RTSP is a protocol on top of TCP/UDP. It kinda uses both, but that is out of scope for the question.

The second thing I noticed, this application should have given you a compiling error: std::string request_message(data); the variable data does not exist anywhere in your code. You are reading the contents of the socket into buffer. So the contents of the buffer never get parsed. Did you intend std::string request_message(buffer);?

The last part I'd like to point out is that you are using a streaming socket. This is important, because it means that all data is not guaranteed to be sent in one packet, even if it is very small. In fact, it could be 1 byte at a time, although very unlikely, but best to write your code as if it could happen. You could also receive multiple packets at once in a single read() call. With a streaming socket you must use a concept called framing to reassemble the packets using a known boundary system so you can detect the start/end of each packet you receive and reassemble them chunk by chunk.

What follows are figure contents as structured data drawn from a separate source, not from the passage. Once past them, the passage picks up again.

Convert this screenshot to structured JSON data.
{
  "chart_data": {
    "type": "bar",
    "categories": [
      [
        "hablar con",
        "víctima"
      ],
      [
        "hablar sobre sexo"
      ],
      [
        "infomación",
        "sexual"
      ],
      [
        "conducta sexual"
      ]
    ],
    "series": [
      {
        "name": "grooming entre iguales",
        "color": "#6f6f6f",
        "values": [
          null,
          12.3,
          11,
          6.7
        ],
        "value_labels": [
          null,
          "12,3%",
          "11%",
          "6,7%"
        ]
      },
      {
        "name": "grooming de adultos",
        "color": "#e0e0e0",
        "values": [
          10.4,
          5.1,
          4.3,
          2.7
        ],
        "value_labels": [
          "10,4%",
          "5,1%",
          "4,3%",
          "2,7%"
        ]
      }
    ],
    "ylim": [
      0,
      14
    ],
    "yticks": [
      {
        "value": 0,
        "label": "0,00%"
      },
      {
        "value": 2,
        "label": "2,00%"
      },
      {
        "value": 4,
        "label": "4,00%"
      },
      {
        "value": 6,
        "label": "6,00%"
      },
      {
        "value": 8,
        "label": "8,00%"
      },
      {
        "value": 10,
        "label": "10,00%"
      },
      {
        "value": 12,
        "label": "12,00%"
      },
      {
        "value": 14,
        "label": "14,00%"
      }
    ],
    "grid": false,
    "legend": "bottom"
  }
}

So why did your server not respond? likely because you only have one call to read() and this socket type does not guarantee getting all the data at once. You absolutely need to implement both framing and a means to reassemble the packets when using a stream socket like TCP. I've implemented many protocols/standards like this, but i've not done RTSP yet. I did glance at it, and it seems to follow something similar to HTTP. There are many ways to implement this, but the general idea is:

  1. Keep on calling read()
  2. Parse the data after each read() and check for the header ending sequence (\r\n\r\n), if you dont find it goto #1 and read() some more until you do
  3. When you find the ending sequence, extract the header attributes and look for "Content-Length: 126"
  4. Extract the content length size. if it doesnt exist, or is 0, then you are done reading goto #6. Otherwise goto #5
  5. If Content-Length is not 0, you must continue reading your buffer and the socket until you get the remaining bytes. There is no ending delimiter in the message body, it is completely dictated by the Content-Length value. Keep calling read() and checking the buffer until you get it all
  6. Process the packet that you've assembled
  7. If there is still data in your buffer, you must go back to #2 for processing because it is the start of another packet. Otherwise, if your buffer is empty after processing then goto #1 and wait for more data

I would recommend boost::asio::streambuf for your buffer, because it makes this process much easier to implement.